Normcore maternity 🐣

Like I wrote on Twitter this weekend, I had a baby boy!

My husband and I are both very happy and very, very, very exhausted. This is our second baby - my daughter is four. I’m on maternity leave until December.

In the Normcore spirit (and since work-life balance in tech was requested as an issue of discussion), I want to be transparent about what having kids entails for women (or at least me), since it’s something that half of the population of women in the United States goes through, but a stage I personally had no idea about until I went through it myself, since it’s not frequently discussed in the popular press on work culture. (Unless you’re specifically looking for it.)

As I wrote in a previous blog post,

But, we want women to conceal the true effects of pregnancy through favorable images and elision of details of what pregnancy really entails.
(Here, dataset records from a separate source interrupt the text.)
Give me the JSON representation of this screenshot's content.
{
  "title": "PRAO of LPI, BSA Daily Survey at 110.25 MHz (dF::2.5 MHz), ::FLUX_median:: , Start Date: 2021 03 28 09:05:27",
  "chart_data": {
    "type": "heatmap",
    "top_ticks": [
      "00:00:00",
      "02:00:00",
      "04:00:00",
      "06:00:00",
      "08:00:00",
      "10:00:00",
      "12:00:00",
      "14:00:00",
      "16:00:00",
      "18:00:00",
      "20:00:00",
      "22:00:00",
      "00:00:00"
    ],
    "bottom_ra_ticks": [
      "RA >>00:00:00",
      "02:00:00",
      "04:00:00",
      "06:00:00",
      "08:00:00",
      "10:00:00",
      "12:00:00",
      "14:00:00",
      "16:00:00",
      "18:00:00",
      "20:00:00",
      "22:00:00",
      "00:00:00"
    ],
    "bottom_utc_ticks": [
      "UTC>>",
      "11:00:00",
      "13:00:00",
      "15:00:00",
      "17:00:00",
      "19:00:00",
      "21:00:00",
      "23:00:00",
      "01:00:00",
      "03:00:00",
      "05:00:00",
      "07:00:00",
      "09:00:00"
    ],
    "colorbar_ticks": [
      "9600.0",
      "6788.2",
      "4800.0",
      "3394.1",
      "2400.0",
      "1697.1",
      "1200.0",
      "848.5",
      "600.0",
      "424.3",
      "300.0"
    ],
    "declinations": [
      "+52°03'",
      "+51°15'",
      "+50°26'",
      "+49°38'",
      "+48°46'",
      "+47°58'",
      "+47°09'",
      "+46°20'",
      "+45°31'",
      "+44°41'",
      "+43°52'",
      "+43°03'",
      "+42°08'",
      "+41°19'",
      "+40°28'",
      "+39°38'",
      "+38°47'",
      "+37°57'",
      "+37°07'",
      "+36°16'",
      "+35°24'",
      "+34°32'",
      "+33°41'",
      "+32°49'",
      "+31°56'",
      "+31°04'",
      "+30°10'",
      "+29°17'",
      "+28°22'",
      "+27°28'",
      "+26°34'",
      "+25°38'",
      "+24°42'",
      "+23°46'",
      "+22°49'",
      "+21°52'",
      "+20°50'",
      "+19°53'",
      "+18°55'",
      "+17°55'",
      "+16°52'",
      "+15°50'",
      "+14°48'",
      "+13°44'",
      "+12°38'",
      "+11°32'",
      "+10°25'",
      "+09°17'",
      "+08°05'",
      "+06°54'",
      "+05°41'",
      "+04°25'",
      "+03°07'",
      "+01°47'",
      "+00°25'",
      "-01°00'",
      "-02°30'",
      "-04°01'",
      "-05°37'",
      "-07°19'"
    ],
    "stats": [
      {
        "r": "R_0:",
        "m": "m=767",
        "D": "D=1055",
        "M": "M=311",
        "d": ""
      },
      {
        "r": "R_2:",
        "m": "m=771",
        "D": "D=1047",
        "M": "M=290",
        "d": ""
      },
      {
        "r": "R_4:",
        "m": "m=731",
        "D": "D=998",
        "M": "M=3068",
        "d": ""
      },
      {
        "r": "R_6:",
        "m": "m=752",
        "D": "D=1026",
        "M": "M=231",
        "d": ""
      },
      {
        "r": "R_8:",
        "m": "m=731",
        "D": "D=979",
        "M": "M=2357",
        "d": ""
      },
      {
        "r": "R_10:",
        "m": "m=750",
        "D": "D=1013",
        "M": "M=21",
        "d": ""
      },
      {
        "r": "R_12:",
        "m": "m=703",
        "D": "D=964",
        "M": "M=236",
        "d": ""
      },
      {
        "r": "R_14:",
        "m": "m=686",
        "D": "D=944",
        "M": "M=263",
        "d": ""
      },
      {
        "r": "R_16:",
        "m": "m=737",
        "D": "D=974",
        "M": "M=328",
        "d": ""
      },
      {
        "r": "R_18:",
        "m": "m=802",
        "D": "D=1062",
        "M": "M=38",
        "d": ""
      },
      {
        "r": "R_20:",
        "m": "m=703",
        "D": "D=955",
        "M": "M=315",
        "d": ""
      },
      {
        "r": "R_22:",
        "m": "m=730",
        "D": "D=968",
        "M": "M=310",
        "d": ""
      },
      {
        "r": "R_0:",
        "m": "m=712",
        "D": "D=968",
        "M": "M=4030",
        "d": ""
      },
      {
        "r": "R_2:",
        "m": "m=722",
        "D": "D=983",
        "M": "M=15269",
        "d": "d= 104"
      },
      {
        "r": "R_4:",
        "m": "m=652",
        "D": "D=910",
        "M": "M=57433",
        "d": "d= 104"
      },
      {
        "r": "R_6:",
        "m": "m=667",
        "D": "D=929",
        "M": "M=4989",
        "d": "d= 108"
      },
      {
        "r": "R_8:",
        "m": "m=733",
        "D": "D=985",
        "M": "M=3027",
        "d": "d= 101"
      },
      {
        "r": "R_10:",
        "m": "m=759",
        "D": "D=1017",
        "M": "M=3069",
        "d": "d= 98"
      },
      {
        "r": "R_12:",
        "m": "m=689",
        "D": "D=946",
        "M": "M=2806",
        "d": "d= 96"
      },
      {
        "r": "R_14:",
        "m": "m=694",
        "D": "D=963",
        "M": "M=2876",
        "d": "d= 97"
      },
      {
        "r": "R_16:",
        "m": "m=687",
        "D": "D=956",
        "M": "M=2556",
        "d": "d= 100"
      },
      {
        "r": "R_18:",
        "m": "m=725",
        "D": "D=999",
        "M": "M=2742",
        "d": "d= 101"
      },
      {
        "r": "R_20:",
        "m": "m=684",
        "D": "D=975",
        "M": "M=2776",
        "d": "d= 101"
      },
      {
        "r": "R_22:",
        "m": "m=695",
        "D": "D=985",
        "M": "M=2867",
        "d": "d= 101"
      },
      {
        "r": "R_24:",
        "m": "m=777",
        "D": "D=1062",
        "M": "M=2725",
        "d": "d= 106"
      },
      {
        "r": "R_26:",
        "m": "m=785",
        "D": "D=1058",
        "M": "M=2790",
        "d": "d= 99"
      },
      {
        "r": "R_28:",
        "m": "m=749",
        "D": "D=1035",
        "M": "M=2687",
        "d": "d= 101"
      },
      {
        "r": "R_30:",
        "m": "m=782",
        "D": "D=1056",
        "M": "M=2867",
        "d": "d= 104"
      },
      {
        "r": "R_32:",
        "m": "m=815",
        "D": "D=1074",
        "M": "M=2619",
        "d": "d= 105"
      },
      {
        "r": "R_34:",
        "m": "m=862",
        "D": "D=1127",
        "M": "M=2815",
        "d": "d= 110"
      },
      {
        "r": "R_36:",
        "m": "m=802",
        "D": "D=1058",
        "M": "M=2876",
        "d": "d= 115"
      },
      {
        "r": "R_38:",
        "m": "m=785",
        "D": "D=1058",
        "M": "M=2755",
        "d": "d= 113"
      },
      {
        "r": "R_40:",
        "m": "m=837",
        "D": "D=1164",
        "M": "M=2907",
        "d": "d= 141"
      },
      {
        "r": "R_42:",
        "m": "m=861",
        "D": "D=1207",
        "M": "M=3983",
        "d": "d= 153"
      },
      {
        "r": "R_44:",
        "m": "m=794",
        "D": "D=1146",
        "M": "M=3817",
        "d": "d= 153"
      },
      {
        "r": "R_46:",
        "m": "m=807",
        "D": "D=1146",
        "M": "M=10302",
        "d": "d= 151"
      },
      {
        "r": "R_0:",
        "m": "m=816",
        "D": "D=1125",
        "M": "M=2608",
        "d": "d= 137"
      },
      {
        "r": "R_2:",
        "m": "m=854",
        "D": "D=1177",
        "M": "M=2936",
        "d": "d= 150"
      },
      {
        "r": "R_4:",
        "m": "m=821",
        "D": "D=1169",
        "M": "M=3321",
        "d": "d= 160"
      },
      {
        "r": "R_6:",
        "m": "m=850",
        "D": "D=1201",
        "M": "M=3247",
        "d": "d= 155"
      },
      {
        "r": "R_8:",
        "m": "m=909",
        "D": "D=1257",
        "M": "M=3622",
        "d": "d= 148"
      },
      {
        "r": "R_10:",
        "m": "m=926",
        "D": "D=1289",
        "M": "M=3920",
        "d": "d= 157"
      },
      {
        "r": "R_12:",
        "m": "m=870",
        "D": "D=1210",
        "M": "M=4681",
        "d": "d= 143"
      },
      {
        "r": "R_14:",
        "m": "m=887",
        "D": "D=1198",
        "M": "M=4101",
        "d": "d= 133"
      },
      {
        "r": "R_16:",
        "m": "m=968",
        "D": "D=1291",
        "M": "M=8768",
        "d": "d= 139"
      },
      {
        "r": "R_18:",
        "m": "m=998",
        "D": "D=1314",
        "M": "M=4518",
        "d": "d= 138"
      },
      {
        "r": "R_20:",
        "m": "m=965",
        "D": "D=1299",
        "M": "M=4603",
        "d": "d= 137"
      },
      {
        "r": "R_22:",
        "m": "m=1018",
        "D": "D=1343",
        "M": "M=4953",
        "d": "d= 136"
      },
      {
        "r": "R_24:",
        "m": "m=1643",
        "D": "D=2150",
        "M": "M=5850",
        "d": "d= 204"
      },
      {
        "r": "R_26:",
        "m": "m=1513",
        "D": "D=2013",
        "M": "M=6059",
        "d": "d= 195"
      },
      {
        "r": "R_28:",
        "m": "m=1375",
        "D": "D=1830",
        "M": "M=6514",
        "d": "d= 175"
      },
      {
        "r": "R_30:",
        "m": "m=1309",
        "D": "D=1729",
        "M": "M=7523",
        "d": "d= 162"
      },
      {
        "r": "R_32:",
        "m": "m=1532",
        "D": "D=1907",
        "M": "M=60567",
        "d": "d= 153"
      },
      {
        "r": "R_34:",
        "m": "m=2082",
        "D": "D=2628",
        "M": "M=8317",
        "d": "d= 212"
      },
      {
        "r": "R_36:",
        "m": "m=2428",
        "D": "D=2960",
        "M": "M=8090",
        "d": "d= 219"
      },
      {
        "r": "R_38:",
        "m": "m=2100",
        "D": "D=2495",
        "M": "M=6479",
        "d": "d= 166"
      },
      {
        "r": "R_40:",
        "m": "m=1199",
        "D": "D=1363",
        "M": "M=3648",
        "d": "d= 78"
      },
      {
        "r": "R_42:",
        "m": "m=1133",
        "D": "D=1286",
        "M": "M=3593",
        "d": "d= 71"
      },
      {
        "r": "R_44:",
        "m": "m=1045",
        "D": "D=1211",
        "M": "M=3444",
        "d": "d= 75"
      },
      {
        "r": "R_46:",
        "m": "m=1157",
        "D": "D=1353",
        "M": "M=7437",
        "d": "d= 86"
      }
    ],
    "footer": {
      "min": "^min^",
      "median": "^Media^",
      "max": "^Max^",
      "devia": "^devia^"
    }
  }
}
Today, pregnant women should be successful at work, at home, look stylish and put together, and carefully tuck away any physical indications that they are growing a baby into pictures they never post to Instagram.

The side that is portrayed is what Meghan Markle’s handlers want us to see, what they think is appropriate. In the corporate ranks, there is a symmetrical equivalent in the world of Sheryl Sandberg’s egregiously harmful Lean In, and Marissa Mayer’s glib “I’ll be taking two weeks of maternity leave

Where are both of those women now? One, having lost her husband, continues to work insane hours defending a company continuously in the headlines for some of the deepest ethical violations of our time, and the other lost her CEO job at a company that no longer exists. Was it worth it for them to continue to push these power structures for an industry that’s grinding through them as much as they are grinding through it?

The story that pregnancy and early motherhood are special, liminal classes that need to be accommodated, and that pregnant women and mothers to newborns can and should lean out for a bit in society until they are physically and mentally ready for re-entry, is simply not a story that ever plays in the Western narrative of what it means to be a working mother.

So, in that vein, physically, I’m recovering from giving birth to a human and all the things that entails. The amazing human body takes nine months to grow a baby. It doesn’t bounce back immediately once birth is over. The process of returning to normal takes weeks and months.

As I’m recovering, I’m also constantly feeding (newborns eat every 2-3 hours), pumping, and in between that, I’m trying to get in naps when the baby sleeps. And, I still have a second child who has her own set of needs. ALSO, while all of that is going on, my husband and I are processing maternal leave paperwork, insurance paperwork, buying groceries, washing pump parts, and taking out boxes and boxes of baby paraphernalia kipple. Life goes on.

I’m home from work for six months (three paid, three unpaid), and my husband is also home for a month, but we’re not on vacation. Maternity and paternity leave are a special kind of shadow world apart from society, where you’re home, but both living at day and at night, blending time, fully in the world but also entirely not a part of it, on your own schedule as you learn your baby’s rhythms at three in the morning.

So! What does this mean for Normcore Tech?

A slower, maternity schedule for a couple months while I get back into the swing of things. I’ll be working on the newsletter as much as is reasonable without exerting myself physically or mentally. That may mean a post a week or so, or it may mean shorter posts. I’m feeling things out.

I have a built-up catalog of posts, but I want to pace myself, and get back to a place where my mind is not a hazy fog of feeding times and washing machine cycles.

Like I wrote about my first pregnancy,

There is a reason that many cultures have a lying-in period. Because there is nothing easy about the first weeks, but it becomes even harder when society tells us that, in addition to learning or re-learning how to parent newborns, we need to be falling head over heels in love with them, posting starstruck pictures full of exclamation points, and generally taking [about] parenting in a breezy manner that indicates that  nothing has changed in our lives.

We’re extremely blessed to have a lot of help from both my family and my husband’s family, and to be able to take leave ourselves. And, having a second baby is in many ways easier than the first.

But still, it’s very, very hard to have a baby, and things are going to be different, at least for a bit as we all adjust.